The major schemes are the Richard toll scheme and the delta scheme. The major crops grown are maize, tomatoes, sorghum, sweet potatoes, sugar canes, millet, rice, cucumbers, and beans.
The following are conditions favouring irrigation farming in Senegal:
- The area is semi-arid and it receives low and unreliable rainfall necessitating irrigation farming
- supportive government policy towards irrigation farming by giving tax reductions and encouraging farm research.
- Presence of modern transport network by railway, road, air, for easy marketing and distribution of crops to market centres.

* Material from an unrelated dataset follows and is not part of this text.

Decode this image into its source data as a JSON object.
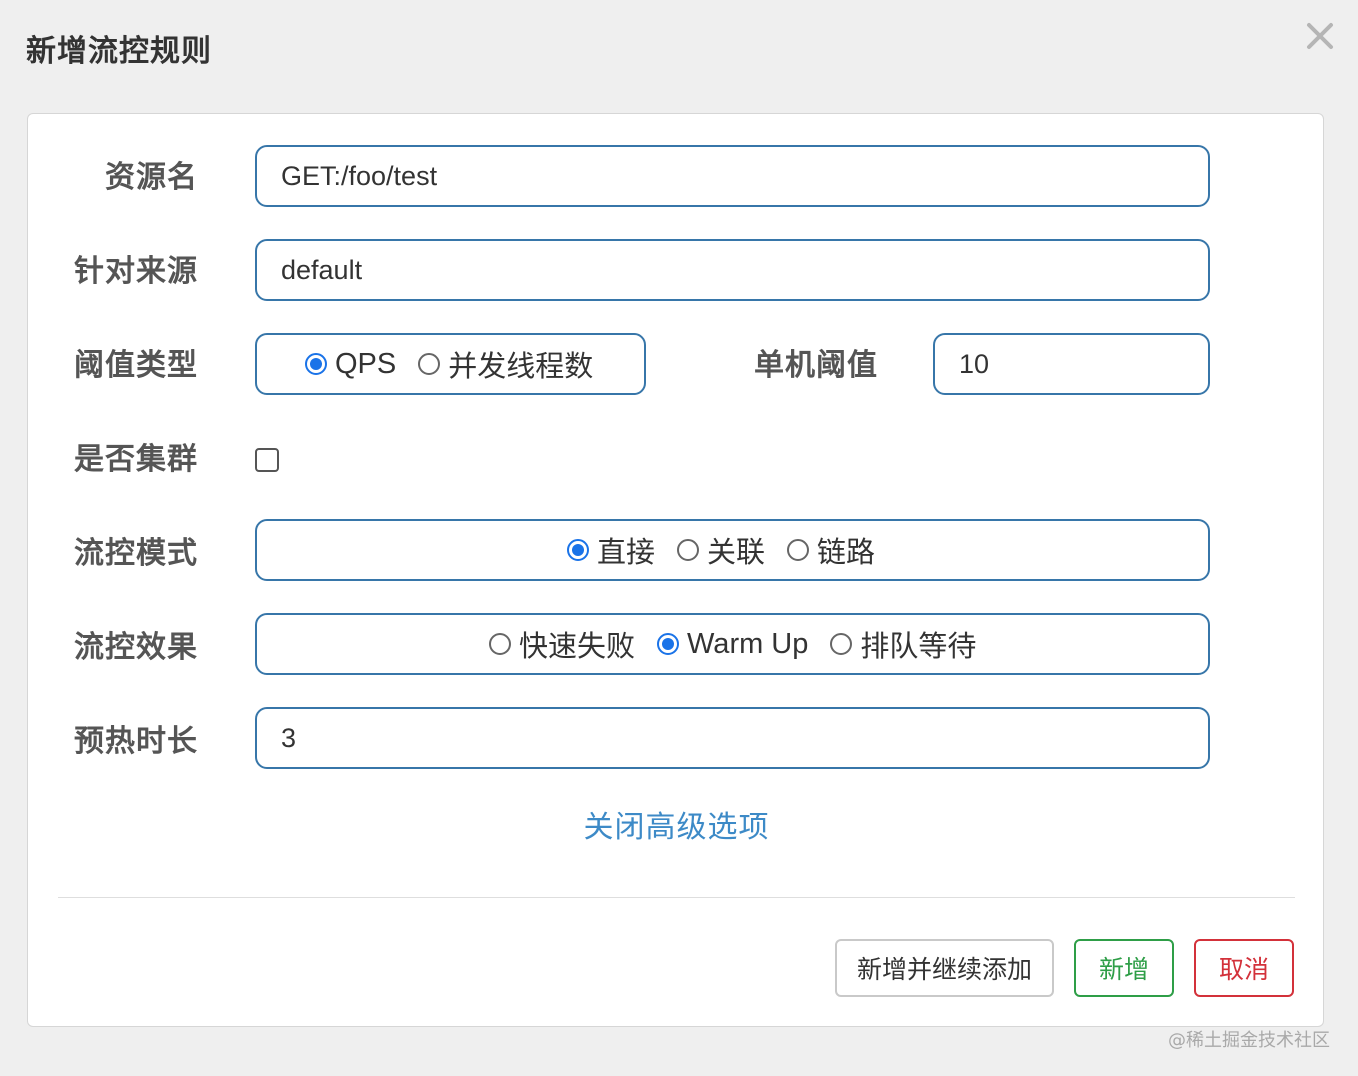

- Large sums of capital to invest in irrigation farming such as purchasing farm machinery, chemicals, and fertilizers
- The presence of a large market for farm produce within the urban centers of Senegal and other countries like the Gambia, Mauritania among others
- Modern technology employed on farms such as the use of tractors for farming and construction of canals
- a large supply of skilled labour to work on the irrigation farms such as drivers, harvesters, and managers
- Availability of large sums of capital provided by the government to construct canals, pumping stations, and crop farms.
- The presence of fertile alluvial and silt soils deposited in the area due to annual flooding to support the growth of crops.
- The constant supply of water for irrigation from river Senegal and its tributaries like doue and taoue
- Low incidence of pests and diseases due to hot temperatures which supports the growth of crops.